There can be no doubt or argument that Netanyahu has devoted much of his life in the service of the State of Israel.  Nor can there be any doubt about some of his significant achievements during this period.  Credit needs to be given for this.  As can be anticipated with any leader and public official, he has had his notable failures too.  And, as much as he would like to achieve the legacy of having been the protector of Israel during his term in office, it seems that he is likely to be remembered for the scandal that currently surrounds him, irrespective of how it ultimately turns out.  This is a real pity for the longest-serving prime minister in Israel's history.

Along with this record, come many unwelcome and undesirable effects of the length of time that Netanyahu has been in office.  "Power tends to corrupt, and absolute power corrupts absolutely.

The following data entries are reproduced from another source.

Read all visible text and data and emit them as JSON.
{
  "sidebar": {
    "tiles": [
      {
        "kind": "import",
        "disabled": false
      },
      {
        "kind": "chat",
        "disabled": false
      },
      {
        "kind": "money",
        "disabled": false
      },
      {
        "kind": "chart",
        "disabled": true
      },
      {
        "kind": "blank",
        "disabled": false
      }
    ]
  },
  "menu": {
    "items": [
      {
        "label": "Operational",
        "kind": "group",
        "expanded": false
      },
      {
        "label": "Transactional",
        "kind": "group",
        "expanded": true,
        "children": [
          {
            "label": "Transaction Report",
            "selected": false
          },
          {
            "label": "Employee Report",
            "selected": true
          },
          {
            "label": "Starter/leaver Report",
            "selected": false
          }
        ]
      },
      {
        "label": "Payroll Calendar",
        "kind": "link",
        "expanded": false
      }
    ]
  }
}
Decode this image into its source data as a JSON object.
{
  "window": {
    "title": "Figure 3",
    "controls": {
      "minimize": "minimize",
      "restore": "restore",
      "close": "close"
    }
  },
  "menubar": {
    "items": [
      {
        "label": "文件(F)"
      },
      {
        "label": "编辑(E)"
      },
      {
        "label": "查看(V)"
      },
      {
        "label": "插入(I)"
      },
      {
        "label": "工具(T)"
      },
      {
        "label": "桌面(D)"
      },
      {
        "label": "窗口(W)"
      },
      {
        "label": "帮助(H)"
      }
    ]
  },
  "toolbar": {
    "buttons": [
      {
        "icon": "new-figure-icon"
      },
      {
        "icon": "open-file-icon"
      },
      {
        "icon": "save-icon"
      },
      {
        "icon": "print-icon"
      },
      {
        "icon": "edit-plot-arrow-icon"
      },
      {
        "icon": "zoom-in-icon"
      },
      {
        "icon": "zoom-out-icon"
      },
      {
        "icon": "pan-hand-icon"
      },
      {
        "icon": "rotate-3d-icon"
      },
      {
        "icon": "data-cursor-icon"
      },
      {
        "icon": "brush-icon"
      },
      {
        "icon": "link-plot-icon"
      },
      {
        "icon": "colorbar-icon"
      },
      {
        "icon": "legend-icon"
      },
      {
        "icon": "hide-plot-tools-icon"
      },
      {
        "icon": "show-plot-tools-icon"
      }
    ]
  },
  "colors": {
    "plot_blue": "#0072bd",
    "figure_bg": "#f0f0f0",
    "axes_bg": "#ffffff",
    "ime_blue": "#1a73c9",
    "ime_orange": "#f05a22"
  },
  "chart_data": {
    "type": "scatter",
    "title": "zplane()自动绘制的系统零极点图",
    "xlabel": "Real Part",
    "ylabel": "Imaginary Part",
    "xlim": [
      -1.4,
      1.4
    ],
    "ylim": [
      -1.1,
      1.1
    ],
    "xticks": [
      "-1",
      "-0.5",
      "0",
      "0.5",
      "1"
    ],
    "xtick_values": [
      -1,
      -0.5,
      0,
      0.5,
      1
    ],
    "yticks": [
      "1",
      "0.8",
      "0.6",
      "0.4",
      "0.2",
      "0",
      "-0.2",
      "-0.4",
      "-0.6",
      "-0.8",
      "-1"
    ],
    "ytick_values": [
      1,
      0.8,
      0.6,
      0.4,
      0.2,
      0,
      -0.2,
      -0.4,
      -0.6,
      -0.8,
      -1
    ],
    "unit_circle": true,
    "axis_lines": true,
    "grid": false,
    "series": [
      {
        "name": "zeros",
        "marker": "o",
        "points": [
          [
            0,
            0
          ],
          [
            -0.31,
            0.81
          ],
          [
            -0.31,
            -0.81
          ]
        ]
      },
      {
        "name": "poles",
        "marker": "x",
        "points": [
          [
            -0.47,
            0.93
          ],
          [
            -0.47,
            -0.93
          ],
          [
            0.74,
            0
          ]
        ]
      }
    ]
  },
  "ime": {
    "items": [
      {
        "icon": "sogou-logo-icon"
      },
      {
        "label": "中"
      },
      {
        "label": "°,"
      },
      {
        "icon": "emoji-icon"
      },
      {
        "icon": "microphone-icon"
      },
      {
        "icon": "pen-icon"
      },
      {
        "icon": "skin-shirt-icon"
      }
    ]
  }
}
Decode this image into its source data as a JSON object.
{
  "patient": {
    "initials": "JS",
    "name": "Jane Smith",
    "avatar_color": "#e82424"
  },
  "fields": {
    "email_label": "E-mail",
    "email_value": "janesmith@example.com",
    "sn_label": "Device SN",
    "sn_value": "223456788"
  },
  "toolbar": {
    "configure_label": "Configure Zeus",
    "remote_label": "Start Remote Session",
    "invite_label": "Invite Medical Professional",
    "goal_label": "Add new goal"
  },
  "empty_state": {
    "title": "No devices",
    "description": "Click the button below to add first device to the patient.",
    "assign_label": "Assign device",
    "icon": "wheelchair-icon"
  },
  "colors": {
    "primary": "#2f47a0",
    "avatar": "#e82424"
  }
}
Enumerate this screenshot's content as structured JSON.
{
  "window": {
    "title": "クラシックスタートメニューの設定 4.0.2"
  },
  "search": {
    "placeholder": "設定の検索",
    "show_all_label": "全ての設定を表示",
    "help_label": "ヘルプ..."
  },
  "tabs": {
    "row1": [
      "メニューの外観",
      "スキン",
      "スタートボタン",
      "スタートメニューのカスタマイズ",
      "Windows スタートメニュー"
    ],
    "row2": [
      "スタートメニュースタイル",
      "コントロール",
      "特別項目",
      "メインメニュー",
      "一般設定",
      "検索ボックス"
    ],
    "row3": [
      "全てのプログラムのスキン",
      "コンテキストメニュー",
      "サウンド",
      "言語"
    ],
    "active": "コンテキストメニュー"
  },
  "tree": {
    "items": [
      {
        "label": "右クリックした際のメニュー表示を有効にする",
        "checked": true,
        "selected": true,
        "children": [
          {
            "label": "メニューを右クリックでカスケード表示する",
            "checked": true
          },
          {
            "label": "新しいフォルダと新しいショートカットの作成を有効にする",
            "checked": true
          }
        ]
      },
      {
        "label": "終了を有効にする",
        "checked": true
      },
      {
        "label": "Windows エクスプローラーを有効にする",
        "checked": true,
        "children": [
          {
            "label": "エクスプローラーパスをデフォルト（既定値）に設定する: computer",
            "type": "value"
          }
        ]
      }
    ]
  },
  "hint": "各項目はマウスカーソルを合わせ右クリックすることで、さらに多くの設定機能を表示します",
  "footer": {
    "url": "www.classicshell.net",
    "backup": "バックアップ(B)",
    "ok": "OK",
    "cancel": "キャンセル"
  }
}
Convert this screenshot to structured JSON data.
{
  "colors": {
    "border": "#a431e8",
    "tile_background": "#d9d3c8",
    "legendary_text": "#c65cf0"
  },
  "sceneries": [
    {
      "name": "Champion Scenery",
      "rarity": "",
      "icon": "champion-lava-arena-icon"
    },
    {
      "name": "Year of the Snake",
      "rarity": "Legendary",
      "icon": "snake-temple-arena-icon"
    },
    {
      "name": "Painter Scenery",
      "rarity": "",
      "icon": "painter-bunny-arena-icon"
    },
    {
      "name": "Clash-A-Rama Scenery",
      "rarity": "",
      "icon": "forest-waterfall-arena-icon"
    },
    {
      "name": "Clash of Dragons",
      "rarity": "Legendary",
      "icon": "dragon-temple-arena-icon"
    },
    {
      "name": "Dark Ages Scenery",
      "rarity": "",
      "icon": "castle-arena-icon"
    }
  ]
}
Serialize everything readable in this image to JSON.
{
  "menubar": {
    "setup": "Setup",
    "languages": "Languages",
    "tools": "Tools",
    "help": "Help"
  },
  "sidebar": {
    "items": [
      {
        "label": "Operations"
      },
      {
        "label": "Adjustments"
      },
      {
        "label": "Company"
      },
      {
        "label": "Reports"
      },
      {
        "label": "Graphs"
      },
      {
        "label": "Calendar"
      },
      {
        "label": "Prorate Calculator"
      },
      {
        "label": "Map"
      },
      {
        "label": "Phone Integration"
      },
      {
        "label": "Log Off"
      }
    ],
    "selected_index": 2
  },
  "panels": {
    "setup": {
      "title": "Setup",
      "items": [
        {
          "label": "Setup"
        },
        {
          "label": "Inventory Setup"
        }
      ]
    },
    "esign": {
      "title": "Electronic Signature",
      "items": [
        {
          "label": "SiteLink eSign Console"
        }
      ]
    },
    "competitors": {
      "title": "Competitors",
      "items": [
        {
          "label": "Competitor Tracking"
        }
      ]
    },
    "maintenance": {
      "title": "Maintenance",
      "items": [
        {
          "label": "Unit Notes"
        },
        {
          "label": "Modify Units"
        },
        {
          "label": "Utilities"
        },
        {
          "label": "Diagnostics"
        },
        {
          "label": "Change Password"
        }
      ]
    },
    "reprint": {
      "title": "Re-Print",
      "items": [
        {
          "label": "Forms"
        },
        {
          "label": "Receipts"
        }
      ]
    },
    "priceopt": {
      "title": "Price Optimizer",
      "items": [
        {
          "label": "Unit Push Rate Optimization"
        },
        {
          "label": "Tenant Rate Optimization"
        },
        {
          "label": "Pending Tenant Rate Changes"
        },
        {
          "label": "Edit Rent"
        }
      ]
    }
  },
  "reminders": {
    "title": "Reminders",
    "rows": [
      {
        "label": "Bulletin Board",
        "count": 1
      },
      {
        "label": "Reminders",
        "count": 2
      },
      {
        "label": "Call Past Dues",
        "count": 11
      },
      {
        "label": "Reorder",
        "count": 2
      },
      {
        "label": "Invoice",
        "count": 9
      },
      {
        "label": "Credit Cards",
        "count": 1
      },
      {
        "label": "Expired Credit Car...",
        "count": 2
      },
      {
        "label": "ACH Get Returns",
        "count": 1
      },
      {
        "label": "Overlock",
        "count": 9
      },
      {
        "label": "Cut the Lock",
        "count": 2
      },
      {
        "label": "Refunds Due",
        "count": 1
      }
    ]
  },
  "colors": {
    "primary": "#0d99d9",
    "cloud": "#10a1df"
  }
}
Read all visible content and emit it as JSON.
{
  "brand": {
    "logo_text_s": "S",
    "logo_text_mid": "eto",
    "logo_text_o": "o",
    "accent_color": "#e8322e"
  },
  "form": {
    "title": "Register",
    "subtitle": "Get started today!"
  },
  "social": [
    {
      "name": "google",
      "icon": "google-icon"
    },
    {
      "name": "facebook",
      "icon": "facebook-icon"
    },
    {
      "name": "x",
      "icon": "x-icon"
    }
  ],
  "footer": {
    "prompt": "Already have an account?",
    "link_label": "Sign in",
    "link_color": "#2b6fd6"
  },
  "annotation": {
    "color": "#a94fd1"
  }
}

Great men are almost always bad men."  This quotation by Lord Acton from 1887 seems as relevant now as it was then, and can easily be applied to Netanyahu in recent years.  He has behaved in a manner that indicates his sense of invincibility, that has only been strengthened by success that he has enjoyed at the polls.  The people gave him the power, but it seems as though this has been taken for granted as a result of it lasting for too long.  The feeling that he will have enough public support to rule irrespective of how he behaves, has led him to really test this out with behaviour by him and members of his family that is way beyond what could reasonably be tolerated from an elected leader.  It is no coincidence that other democracies, such as the USA, put a limit on how long the elected leader is allowed to be in office for.  I believe that such a limit is healthy and much-needed in Israel.

In addition to the promotion of unlawful behaviour, the lack of limit on time in office promotes another unwelcome consequence.  This is the lack of incentive to groom new young leaders to assume the senior positions.  In Netanyahu's case, he has done everything in his power to ensure that there are no pretenders to the throne who could possibly cause a threat to his continued rule.  He has no interest at all to ensure that a new generation of leaders is prepared to take over from him when he finally leaves office.  There is a huge chasm in his party and in the country at the moment between the current prime minister and those who may take over from him.  This is surely undesirable and unhealthy.

As a result of his extended term in office and the anti feeling that this has generated against Netanyahu, the upcoming election will ignore the main issues of the day that face Israel.  Instead of focusing on security, economy, education or health care, the election will be all about how to keep Netanyahu in office or, more likely, how to remove him.  The country is currently divided into three camps; those who support Netanyahu at any price, those who would vote for Mickey Mouse if he was a candidate only to remove Netanyahu, and those who feel forced to vote for Netanyahu simply because there is no alternative credible candidate.  This is surely not what our democracy is about.

Now that the record has been achieved and past, and Prime Minister Netanyahu has become Israel's longest- ruling prime minister, the time has come to change the laws to prevent anybody else from surpassing this record.  Democracy is not only about holding elections, it is also about ensuring that the best quality candidates are encouraged to come forward and have an equal chance of being elected on merit.  Our democracy is sorely missing this right now.